Please just compare this discussion to http://www.w3.org/Protocols/rfc2616/rfc2616-sec4.html

If you don't go into any fancy things like chunked encoding etc., an HTTP request is a:

- sequence of headers, each header followed with a newline
- a newline terminating the sequence of headers
- an optional request body

The request body will be read by the server only if one of the headers is a Content-Length header, and the value of the header is exactly the number of bytes that is being sent, there is no CRLF terminating the body.  So if there is no body, the request ends with two CRLFs, if there is a body, it just ends with [Content-Length] bytes of raw data. There is no possibility a proper HTTP server could be confused by a request being terminated with two CRLFs, if the request is otherwise correct.

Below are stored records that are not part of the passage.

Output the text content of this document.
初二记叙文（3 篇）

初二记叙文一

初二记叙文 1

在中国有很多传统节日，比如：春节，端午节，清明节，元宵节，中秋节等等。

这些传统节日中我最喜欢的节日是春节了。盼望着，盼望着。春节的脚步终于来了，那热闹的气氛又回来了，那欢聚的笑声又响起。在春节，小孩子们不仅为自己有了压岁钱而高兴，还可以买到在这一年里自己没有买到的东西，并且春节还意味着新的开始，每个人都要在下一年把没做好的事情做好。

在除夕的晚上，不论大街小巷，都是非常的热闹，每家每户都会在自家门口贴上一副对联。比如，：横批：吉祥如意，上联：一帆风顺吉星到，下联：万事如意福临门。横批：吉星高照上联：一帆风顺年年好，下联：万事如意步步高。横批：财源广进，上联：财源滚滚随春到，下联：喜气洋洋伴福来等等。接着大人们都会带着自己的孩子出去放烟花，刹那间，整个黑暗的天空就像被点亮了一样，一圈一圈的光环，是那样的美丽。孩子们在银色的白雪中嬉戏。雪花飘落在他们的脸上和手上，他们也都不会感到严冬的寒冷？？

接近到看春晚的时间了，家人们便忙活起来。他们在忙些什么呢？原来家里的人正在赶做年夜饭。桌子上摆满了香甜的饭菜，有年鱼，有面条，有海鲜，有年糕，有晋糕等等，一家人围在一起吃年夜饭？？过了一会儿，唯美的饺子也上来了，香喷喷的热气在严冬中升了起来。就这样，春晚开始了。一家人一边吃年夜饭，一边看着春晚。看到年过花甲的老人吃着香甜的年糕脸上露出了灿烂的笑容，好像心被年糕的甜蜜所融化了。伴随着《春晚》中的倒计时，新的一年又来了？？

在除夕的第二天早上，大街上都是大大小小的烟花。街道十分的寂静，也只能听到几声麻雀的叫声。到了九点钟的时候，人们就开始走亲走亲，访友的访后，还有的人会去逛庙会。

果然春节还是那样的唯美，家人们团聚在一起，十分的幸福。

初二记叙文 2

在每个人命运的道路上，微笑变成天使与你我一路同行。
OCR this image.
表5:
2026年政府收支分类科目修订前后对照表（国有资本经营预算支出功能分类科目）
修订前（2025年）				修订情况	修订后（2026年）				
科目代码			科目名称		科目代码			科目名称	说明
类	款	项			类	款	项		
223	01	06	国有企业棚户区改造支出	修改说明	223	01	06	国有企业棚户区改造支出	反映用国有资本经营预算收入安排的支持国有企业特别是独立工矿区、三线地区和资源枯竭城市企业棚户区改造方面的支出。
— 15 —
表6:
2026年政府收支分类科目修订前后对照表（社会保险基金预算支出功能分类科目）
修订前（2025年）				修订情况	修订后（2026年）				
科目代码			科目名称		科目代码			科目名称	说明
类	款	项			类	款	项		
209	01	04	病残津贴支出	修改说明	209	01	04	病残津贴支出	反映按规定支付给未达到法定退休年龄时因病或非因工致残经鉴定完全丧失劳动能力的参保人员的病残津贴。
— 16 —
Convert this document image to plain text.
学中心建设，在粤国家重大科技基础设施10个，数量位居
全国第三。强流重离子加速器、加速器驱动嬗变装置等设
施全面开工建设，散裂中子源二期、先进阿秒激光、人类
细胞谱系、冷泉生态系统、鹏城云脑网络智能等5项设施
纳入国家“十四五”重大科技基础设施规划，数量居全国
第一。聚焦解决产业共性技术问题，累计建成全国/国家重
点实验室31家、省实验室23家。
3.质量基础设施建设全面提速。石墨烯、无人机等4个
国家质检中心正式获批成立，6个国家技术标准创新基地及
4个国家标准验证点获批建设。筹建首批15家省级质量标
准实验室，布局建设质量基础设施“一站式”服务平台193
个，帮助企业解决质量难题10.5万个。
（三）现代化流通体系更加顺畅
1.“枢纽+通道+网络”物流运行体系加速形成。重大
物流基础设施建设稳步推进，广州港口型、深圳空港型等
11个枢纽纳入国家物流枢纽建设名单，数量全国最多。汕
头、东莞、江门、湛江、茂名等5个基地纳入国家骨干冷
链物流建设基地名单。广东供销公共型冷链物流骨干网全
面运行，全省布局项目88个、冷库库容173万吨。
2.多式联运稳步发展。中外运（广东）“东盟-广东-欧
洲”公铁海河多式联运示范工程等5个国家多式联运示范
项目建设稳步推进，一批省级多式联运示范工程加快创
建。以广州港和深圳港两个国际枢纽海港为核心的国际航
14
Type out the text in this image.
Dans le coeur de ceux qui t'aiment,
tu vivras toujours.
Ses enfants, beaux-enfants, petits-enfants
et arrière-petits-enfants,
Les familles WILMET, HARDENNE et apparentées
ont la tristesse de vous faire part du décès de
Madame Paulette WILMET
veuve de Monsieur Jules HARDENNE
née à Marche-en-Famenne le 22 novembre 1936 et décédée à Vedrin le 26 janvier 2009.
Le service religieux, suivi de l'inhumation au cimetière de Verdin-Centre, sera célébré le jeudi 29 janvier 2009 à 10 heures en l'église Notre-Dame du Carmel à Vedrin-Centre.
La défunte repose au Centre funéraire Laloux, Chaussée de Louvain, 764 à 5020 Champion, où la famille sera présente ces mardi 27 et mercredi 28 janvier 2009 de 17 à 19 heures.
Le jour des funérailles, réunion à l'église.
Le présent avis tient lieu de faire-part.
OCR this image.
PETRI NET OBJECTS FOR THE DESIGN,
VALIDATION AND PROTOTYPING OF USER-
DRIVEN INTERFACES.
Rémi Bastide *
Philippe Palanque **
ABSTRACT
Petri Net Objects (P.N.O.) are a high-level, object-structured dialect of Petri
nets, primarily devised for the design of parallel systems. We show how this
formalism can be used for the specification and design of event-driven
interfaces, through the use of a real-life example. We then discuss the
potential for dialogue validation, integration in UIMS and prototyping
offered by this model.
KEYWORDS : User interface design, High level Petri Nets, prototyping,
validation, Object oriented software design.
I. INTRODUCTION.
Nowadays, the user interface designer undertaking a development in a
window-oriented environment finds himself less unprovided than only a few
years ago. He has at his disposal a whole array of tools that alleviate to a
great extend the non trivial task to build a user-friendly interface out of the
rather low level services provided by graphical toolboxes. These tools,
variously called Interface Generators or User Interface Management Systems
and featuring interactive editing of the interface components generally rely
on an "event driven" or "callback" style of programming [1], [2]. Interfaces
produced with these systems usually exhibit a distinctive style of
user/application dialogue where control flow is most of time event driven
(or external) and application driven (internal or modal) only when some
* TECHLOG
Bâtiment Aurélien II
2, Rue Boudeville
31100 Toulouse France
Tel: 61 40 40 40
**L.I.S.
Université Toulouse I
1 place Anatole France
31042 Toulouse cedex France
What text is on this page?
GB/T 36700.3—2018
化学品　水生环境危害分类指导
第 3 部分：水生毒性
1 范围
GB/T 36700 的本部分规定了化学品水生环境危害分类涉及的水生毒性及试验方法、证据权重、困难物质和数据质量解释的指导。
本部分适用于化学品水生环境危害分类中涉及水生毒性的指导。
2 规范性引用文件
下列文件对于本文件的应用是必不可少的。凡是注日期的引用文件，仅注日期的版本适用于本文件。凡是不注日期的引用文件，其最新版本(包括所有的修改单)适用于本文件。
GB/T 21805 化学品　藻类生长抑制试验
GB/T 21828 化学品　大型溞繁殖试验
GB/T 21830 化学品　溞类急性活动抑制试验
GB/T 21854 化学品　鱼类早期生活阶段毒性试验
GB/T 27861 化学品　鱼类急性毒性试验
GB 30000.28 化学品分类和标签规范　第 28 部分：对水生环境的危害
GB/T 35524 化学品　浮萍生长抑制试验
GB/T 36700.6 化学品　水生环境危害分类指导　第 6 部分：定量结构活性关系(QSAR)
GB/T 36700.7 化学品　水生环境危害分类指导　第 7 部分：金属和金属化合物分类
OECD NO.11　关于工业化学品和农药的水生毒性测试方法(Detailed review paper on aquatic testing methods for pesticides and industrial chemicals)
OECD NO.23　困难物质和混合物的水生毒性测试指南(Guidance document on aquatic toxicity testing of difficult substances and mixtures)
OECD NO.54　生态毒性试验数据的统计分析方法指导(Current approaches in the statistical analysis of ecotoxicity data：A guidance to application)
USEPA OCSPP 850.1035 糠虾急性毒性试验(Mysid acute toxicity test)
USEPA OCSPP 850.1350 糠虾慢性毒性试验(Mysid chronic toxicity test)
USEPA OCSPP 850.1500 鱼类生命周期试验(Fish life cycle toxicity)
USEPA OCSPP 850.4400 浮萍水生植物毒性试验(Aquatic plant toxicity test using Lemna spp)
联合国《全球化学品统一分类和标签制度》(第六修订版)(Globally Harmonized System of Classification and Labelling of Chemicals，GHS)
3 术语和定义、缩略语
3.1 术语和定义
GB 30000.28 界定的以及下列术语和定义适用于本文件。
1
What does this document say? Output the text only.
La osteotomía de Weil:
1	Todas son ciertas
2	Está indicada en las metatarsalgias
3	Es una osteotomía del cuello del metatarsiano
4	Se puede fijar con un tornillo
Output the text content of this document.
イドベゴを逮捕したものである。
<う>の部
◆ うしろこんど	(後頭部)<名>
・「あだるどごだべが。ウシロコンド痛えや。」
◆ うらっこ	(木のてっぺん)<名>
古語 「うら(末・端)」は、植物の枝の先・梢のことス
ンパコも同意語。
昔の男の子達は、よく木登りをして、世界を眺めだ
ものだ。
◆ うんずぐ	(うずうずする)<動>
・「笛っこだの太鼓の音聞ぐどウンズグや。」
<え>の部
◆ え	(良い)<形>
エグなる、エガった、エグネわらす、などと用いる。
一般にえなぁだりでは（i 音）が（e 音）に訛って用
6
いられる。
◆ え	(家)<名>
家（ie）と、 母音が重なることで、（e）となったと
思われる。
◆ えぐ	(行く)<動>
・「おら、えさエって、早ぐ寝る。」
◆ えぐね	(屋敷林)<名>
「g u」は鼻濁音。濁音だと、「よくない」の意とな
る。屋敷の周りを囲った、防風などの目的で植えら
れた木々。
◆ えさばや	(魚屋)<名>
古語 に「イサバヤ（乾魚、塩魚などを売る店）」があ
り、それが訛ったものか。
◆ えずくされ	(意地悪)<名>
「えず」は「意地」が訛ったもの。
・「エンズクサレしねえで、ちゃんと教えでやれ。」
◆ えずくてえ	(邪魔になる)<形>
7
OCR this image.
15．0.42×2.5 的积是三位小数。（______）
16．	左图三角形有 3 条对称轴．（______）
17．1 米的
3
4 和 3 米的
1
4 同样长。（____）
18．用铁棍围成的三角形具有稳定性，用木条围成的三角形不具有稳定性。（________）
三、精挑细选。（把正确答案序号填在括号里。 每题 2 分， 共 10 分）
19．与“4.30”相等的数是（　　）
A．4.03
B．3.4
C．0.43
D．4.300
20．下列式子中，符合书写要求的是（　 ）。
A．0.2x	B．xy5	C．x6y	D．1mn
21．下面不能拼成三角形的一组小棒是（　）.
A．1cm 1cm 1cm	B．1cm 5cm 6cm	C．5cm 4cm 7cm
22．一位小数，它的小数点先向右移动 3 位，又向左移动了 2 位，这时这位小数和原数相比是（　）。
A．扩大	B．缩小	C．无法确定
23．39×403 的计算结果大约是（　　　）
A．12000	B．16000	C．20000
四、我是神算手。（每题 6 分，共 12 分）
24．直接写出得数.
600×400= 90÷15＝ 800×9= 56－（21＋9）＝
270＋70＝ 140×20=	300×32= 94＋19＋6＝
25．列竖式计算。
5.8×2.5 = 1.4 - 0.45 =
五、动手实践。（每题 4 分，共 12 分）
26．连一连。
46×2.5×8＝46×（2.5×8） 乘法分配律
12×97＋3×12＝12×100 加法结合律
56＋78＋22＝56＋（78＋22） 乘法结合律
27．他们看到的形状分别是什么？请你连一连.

I think there must have been some confusion as to the reason of the original problem, that was then turned into this "fix".

For reference, my code is roughly this, and as mentioned I am using net.http from the Go language on the other end:

(defun server-command (command)
  (let* ((url-request-method "POST")
         (url-request-extra-headers '(("Content-Type" . "application/x-www-form-urlencoded")))
         (url-request-data (concat (url-hexify-string "command") "=" (url-hexify-string (json-encode command))))
         (result-buffer (url-retrieve-synchronously server-url))
         (result
          (with-current-buffer result-buffer
            (goto-char (point-min))
            (delete-region (point-min) (search-forward "\n\n"))
            (buffer-string))))
    (kill-buffer result-buffer)
    result))

Normally I get from this function the contents of the first, "correct" response body from the server, but if I run it a few times in quick succession I additonally get the string "HTTP/1.1 400 Bad Request" at the end, which is actually the second HTTP response showing up at random in the buffer (altough it's consistently sent by the server every time, as I can see in a sniffer).